CIA agents licensed to kill Americans who work with terrorists, officials say

By JOHN J. LUMPKIN, Associated Press
First published: Wednesday, December 4, 2002

WASHINGTON -- American citizens working for al-Qaida overseas can legally be targeted and killed by the CIA under President Bush's rules for the war on terrorism, officials say.

The authority to kill U.S. citizens is granted under a secret finding signed by the President after the Sept. 11 attacks that directs the CIA to covertly attack al-Qaida anywhere in the world. The authority makes no exception for Americans, so permission to strike them is understood rather than specifically described, these sources said.

These U.S. officials said the authority will be used only when other options are unavailable.
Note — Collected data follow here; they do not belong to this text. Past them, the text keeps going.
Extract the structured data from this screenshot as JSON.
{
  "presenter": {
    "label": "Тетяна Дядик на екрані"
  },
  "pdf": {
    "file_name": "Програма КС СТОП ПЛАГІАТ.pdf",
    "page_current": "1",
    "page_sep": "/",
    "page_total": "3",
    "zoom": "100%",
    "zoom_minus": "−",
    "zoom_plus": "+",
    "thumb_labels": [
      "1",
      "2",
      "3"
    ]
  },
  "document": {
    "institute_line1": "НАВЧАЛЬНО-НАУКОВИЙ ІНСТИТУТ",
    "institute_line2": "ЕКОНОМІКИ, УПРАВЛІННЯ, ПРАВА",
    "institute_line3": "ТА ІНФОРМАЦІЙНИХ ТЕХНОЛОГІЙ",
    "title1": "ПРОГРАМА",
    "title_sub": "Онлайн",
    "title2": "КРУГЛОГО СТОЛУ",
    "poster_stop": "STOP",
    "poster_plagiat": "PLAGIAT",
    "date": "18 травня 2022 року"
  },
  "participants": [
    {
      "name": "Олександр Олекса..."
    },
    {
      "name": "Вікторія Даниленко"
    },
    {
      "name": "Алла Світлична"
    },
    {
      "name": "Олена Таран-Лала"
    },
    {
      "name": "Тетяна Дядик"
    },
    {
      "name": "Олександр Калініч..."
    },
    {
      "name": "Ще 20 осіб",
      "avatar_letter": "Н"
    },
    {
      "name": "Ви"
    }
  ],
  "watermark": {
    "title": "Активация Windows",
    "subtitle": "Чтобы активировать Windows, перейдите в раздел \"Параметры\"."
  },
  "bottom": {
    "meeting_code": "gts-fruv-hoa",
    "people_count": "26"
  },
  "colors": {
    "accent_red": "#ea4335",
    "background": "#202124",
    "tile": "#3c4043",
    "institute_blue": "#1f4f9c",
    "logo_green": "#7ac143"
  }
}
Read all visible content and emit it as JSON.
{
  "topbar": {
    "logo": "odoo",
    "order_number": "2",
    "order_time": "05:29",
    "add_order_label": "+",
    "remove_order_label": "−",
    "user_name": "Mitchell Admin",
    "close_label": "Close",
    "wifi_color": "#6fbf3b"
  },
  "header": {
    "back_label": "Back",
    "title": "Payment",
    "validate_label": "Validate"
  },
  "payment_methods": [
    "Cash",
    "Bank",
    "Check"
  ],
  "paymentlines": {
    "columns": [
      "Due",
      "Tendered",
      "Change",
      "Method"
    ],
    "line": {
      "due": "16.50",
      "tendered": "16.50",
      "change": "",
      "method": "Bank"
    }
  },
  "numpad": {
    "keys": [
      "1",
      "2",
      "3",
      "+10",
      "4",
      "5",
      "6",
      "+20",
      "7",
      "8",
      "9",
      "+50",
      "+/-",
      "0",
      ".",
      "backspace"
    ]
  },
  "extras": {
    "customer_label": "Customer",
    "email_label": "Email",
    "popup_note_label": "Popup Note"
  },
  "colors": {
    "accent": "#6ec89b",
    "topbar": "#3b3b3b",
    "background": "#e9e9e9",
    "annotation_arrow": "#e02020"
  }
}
Military-like strikes will take place only when law enforcement and internal security efforts by allied foreign countries fail, the officials said.

Capturing and questioning al-Qaida operatives is preferable, even more so if an operative is a U.S. citizen, the sources said. Any decision to strike an American will be made at the highest levels, perhaps by the President.

The CIA already has killed one American under this authority, although U.S. officials maintain he wasn't the target.

On Nov. 3, a CIA-operated Predator drone fired a missile that destroyed a carload of suspected al-Qaida operatives in Yemen. The target of the attack, a Yemeni named Qaed Salim Sinan al-Harethi, was the top al-Qaida operative in that country. Efforts by Yemeni authorities to detain him had previously failed.

But the CIA didn't know a U.S. citizen, Yemeni-American Kamal Derwish, was in the car. He died, along with al-Harethi and four other Yemenis.

The Bush administration said the killing of an American in this fashion was legal.

"I can assure you that no constitutional questions are raised here. There are authorities that the President can give to officials," said Condoleezza Rice, Bush's national security adviser, after the attack. "He's well within the balance of accepted practice and the letter of his constitutional authority."

American authorities have alleged that Derwish was the leader of an al-Qaida cell in suburban Buffalo. Most of the alleged members of the cell were arrested and charged with supporting terrorists, but Derwish was not accused of any crime.

Family members in Buffalo say they have yet to be contacted by the U.S. government about Derwish's death, which they learned about through media reports.

Mohamed Albanna, vice president of the American Muslim Council's Buffalo chapter, urged authorities to confirm the death.

"It's just a matter of common respect for the family here. After all, they are U.S. citizens." He added that Derwish "has not been tried and has not been found guilty, so, in that sense, he's still an innocent American who was killed. That's what the law states."

In killing him, the administration defined Derwish as an enemy combatant, the equivalent of a U.S. citizen who fights with the enemy on a battlefield, officials said. Under this legal definition, experts say, his constitutional rights are nullified and he can be killed outright.

Other Americans have been similarly classed since Sept. 11, including Jose Padilla, accused of plotting to use a radioactive "dirty bomb" in the United States, and Yaser Esam Hamdi, alleged to have fought with the Taliban in Afghanistan. Both are in military custody.

But a third American, John Walker Lindh, was turned over to the civilian courts for his time spent with the Taliban. He was sentenced to 20 years in prison after pleading guilty to some charges.

Previously, the government's authority to kill a citizen outside of the judicial process has been generally restricted to when the American is directly threatening the lives of other Americans or their allies.

Earlier presidential authorizations of lethal covert action, in Latin America and elsewhere, have also tacitly allowed the killing of Americans fighting with the other side, former senior intelligence officials said. But the officials knew of no instances where U.S. citizens were targeted.